Elon Musk, the world’s richest man, challenged a United Nations official’s claim that just a small percentage of his wealth could help solve world hunger.

Musk was responding to comments by David Beasley, director of the UN’s World Food Program, who repeated a call last week following an earlier tweet this month asking billionaires like Musk to “step up now, on a one-time basis.” 

Beasley specifically called for action from Musk and Amazon’s Jeff Bezos, the two men atop the Bloomberg Billionaires Index. 

Just $6 billion could keep 42 million people from dying, Beasley said.

If the World Food Program, using transparent and open accounting, “can describe on this Twitter thread exactly how $6B will solve world hunger, I will sell Tesla stock right now and do it,” Musk wrote in a Twitter post.

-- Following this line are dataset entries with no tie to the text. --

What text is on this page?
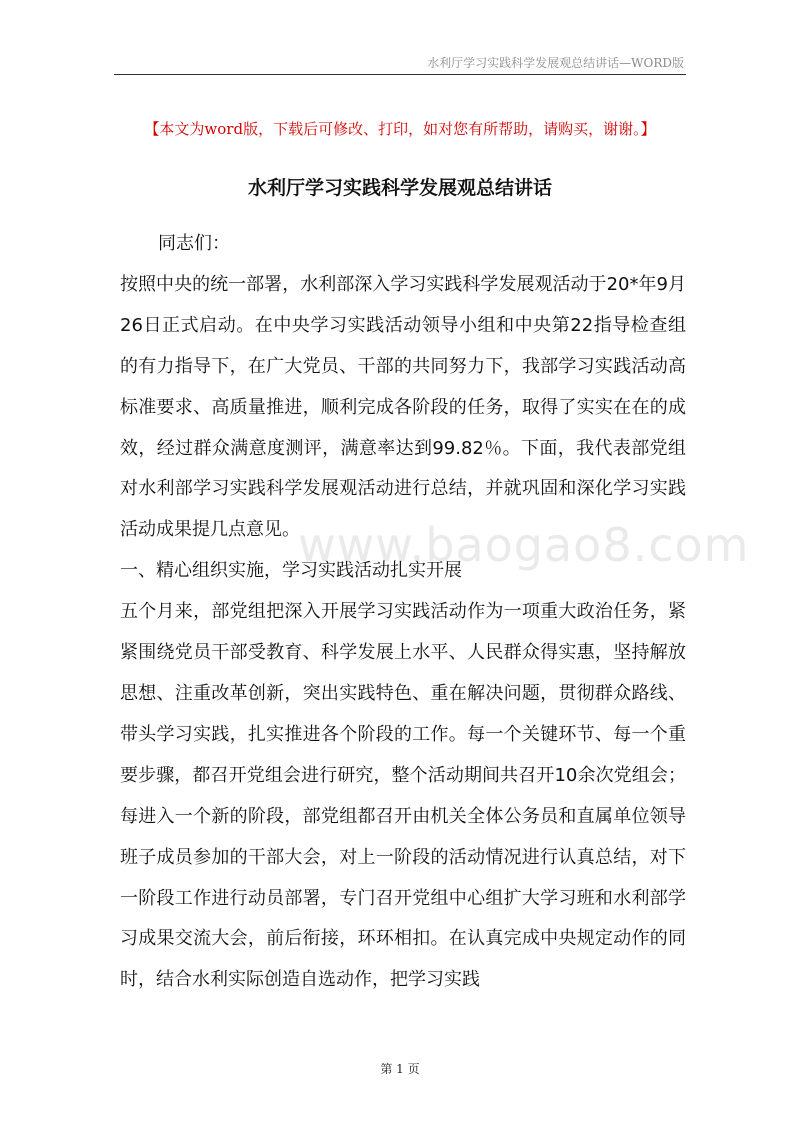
水利厅学习实践科学发展观总结讲话—WORD版
【本文为word版，下载后可修改、打印，如对您有所帮助，请购买，谢谢。】
水利厅学习实践科学发展观总结讲话

同志们：

按照中央的统一部署，水利部深入学习实践科学发展观活动于20*年9月26日正式启动。在中央学习实践活动领导小组和中央第22指导检查组的有力指导下，在广大党员、干部的共同努力下，我部学习实践活动高标准要求、高质量推进，顺利完成各阶段的任务，取得了实实在在的成效，经过群众满意度测评，满意率达到99.82％。下面，我代表部党组对水利部学习实践科学发展观活动进行总结，并就巩固和深化学习实践活动成果提几点意见。

一、精心组织实施，学习实践活动扎实开展

五个月来，部党组把深入开展学习实践活动作为一项重大政治任务，紧紧围绕党员干部受教育、科学发展上水平、人民群众得实惠，坚持解放思想、注重改革创新，突出实践特色、重在解决问题，贯彻群众路线、带头学习实践，扎实推进各个阶段的工作。每一个关键环节、每一个重要步骤，都召开党组会进行研究，整个活动期间共召开10余次党组会；每进入一个新的阶段，部党组都召开由机关全体公务员和直属单位领导班子成员参加的干部大会，对上一阶段的活动情况进行认真总结，对下一阶段工作进行动员部署，专门召开党组中心组扩大学习班和水利部学习成果交流大会，前后衔接，环环相扣。在认真完成中央规定动作的同时，结合水利实际创造自选动作，把学习实践

www.baogao8.com
第 1 页
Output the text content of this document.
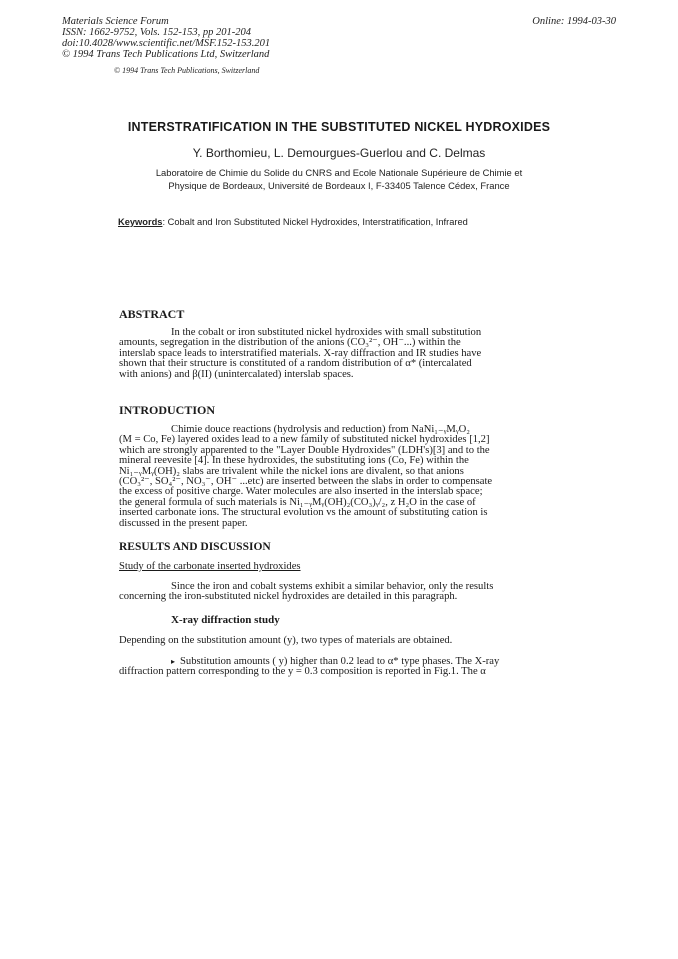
Materials Science Forum
ISSN: 1662-9752, Vols. 152-153, pp 201-204
doi:10.4028/www.scientific.net/MSF.152-153.201
© 1994 Trans Tech Publications Ltd, Switzerland
Online: 1994-03-30
© 1994 Trans Tech Publications, Switzerland
INTERSTRATIFICATION IN THE SUBSTITUTED NICKEL HYDROXIDES
Y. Borthomieu, L. Demourgues-Guerlou and C. Delmas
Laboratoire de Chimie du Solide du CNRS and Ecole Nationale Supérieure de Chimie et
Physique de Bordeaux, Université de Bordeaux I, F-33405 Talence Cédex, France
Keywords: Cobalt and Iron Substituted Nickel Hydroxides, Interstratification, Infrared
ABSTRACT
In the cobalt or iron substituted nickel hydroxides with small substitution
amounts, segregation in the distribution of the anions (CO₃²⁻, OH⁻...) within the
interslab space leads to interstratified materials. X-ray diffraction and IR studies have
shown that their structure is constituted of a random distribution of α* (intercalated
with anions) and β(II) (unintercalated) interslab spaces.
INTRODUCTION
Chimie douce reactions (hydrolysis and reduction) from NaNi₁₋ᵧMᵧO₂
(M = Co, Fe) layered oxides lead to a new family of substituted nickel hydroxides [1,2]
which are strongly apparented to the "Layer Double Hydroxides" (LDH's)[3] and to the
mineral reevesite [4]. In these hydroxides, the substituting ions (Co, Fe) within the
Ni₁₋ᵧMᵧ(OH)₂ slabs are trivalent while the nickel ions are divalent, so that anions
(CO₃²⁻, SO₄²⁻, NO₃⁻, OH⁻ ...etc) are inserted between the slabs in order to compensate
the excess of positive charge. Water molecules are also inserted in the interslab space;
the general formula of such materials is Ni₁₋ᵧMᵧ(OH)₂(CO₃)ᵧ/₂, z H₂O in the case of
inserted carbonate ions. The structural evolution vs the amount of substituting cation is
discussed in the present paper.
RESULTS AND DISCUSSION
Study of the carbonate inserted hydroxides
Since the iron and cobalt systems exhibit a similar behavior, only the results
concerning the iron-substituted nickel hydroxides are detailed in this paragraph.
X-ray diffraction study
Depending on the substitution amount (y), two types of materials are obtained.
▸ Substitution amounts ( y) higher than 0.2 lead to α* type phases. The X-ray
diffraction pattern corresponding to the y = 0.3 composition is reported in Fig.1. The α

This triggered a back-and-forth with Beasley, culminating in an earnest-sounding offer to meet with Musk and provide the transparency he demands, which was met with a long string of derision from Musk’s fans.

Musk is CEO of the electric-vehicle company, which last week joined the handful of companies valued at more than $1 trillion. 

The $6 billion amount would be just a small fraction of Musk’s current net worth of $311 billion — and less than the $9.3 billion his wealth increased on Oct. 29 alone, according to Bloomberg’s wealth index. 

Tesla forms the vast majority of Musk’s net worth. He’s very rarely sold stock in the electric-vehicle maker, whose shares reached a record $1,114 on Friday.

His fortune has also surged thanks to his stake in SpaceX, a private space-exploration company that was valued at about $100 billion last month. 

Musk, frequently outspoken on social media, has also been critical of attempts to tax U.S. billionaires.

He said on Twitter that a levy on billionaire wealth would only make a “small dent” toward paying off the national debt, arguing that the focus should be on government spending. Musk also said a billionaire tax would just be the start of taxing the merely wealthy.